Biz Almanlar uzun bir tarih boyunca itaatin gerekliliğini ve gücünü öğrenmek zorunda kaldık. Hayatımızın anlamını ve büyüklüğünü, tüm şahsi istek ve fikirlerimizi çağrıldığımız vazifelerin emrine vermekte gördük. Kölece bir korkuyla değil, özgür bir güvenle yukarıya doğru baktık ve görevlerimizde bir davet ve davetimizde bir misyon gördük. Kendi özel görüşlerimiz ve isteklerimiz yerine “yukarıdan” gelen bir emre uymaya hazır olmak, meşru bir kendine güvensizliğin işaretiydi. İtaatte, vazifede ve davette Almanların tekrar tekrar en büyük cesareti ve fedakarlığı gösterdiklerini kim inkar edebilir? Alman, topluma hizmet yoluyla kendi nefsinin elinden kurtulmanın peşine düşerek özgürlüğünü korumuştu. Tanrının çağrısı ve özgürlük onun için aynı şeyin iki yüzüydü.

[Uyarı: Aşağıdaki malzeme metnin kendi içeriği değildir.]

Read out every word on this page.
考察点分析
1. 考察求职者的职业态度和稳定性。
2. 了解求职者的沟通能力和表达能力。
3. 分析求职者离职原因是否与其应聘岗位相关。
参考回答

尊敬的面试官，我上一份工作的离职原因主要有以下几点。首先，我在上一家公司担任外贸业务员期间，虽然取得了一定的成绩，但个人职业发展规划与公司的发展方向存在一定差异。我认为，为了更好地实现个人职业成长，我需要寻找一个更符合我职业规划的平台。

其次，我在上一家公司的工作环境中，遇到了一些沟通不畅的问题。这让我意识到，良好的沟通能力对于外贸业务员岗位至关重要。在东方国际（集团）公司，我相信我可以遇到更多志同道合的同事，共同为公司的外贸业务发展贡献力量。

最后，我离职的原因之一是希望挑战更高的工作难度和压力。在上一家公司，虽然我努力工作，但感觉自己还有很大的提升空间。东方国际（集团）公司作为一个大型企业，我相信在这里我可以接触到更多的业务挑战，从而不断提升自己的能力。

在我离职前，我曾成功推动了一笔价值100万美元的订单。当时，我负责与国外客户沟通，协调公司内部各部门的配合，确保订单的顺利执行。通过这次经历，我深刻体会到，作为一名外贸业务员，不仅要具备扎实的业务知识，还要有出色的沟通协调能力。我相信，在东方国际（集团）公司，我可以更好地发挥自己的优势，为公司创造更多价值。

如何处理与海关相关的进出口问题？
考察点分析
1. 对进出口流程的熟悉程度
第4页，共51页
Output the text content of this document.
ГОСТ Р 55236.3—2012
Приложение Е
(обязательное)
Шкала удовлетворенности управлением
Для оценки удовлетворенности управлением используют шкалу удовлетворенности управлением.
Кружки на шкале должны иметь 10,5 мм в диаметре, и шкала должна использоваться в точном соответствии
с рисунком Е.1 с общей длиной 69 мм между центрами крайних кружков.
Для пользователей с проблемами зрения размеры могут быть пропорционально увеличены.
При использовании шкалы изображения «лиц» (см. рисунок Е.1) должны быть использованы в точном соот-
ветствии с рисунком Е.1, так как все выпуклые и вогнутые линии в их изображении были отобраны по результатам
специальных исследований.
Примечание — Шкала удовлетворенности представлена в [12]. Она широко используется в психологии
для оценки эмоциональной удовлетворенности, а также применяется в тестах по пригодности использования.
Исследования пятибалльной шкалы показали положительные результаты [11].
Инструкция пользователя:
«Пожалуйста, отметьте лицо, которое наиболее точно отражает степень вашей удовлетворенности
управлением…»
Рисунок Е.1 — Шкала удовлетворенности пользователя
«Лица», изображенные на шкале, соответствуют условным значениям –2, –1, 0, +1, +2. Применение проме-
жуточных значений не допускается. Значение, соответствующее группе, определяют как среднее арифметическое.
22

Ancak Almanlar bu konuda dünyayı yanlış değerlendirdiler; itaatkârlıklarının ve fedakârlıklarının kötü amaçlar için kullanılabileceğini fark etmediler. Bu gerçekleştiğinde, davetin kendisi sorgulanır hale geldi ve Alman’ın tüm ahlaki ilkeleri sarsılmaya mahkûm oldu.
Alman’ın hala temel bir şeyden yoksun olduğu gerçeğinden kaçılamazdı: görevi ve davetine aykırı olsa bile özgür ve sorumlu aksiyon alma ihtiyacını göremiyordu; onun yerine bir yanda sorumsuz bir vicdansızlık, diğer yanda kendine eziyete dönüşen ama asla eyleme dökülmeyen bir titizlik çıktı ortaya.
Medeni cesaret ancak özgür insanların özgürce sorumluluk almasıyla gelişebilir.
Bonhoeffer’in sözlerinden çıkaracağımız hisse şu: Allah müminlerden, “yukarıdan” gelen talimatları sorgusuz sualsiz yerine getiren iradesiz kullar olmalarını değil, özgürce düşünüp sorumluluk alan insanlar olmalarını ister.
Kayıtsız şartsız itaati ve nesneleşmeyi seçen Müslüman aklının, entelektüel bir çaba harcamadan zihninin özgürleşmesi mümkün olamayacağı gibi toplumsal anlamda ülkeye bir fayda üretmesi de ne yazık ki mümkün değildir.
Pof. Dr. Garip Turunç – Bordeaux (Fransa) Üniversitesi ve İstanbul Galatasaray Üniversitesi Em. Öğt. Üy.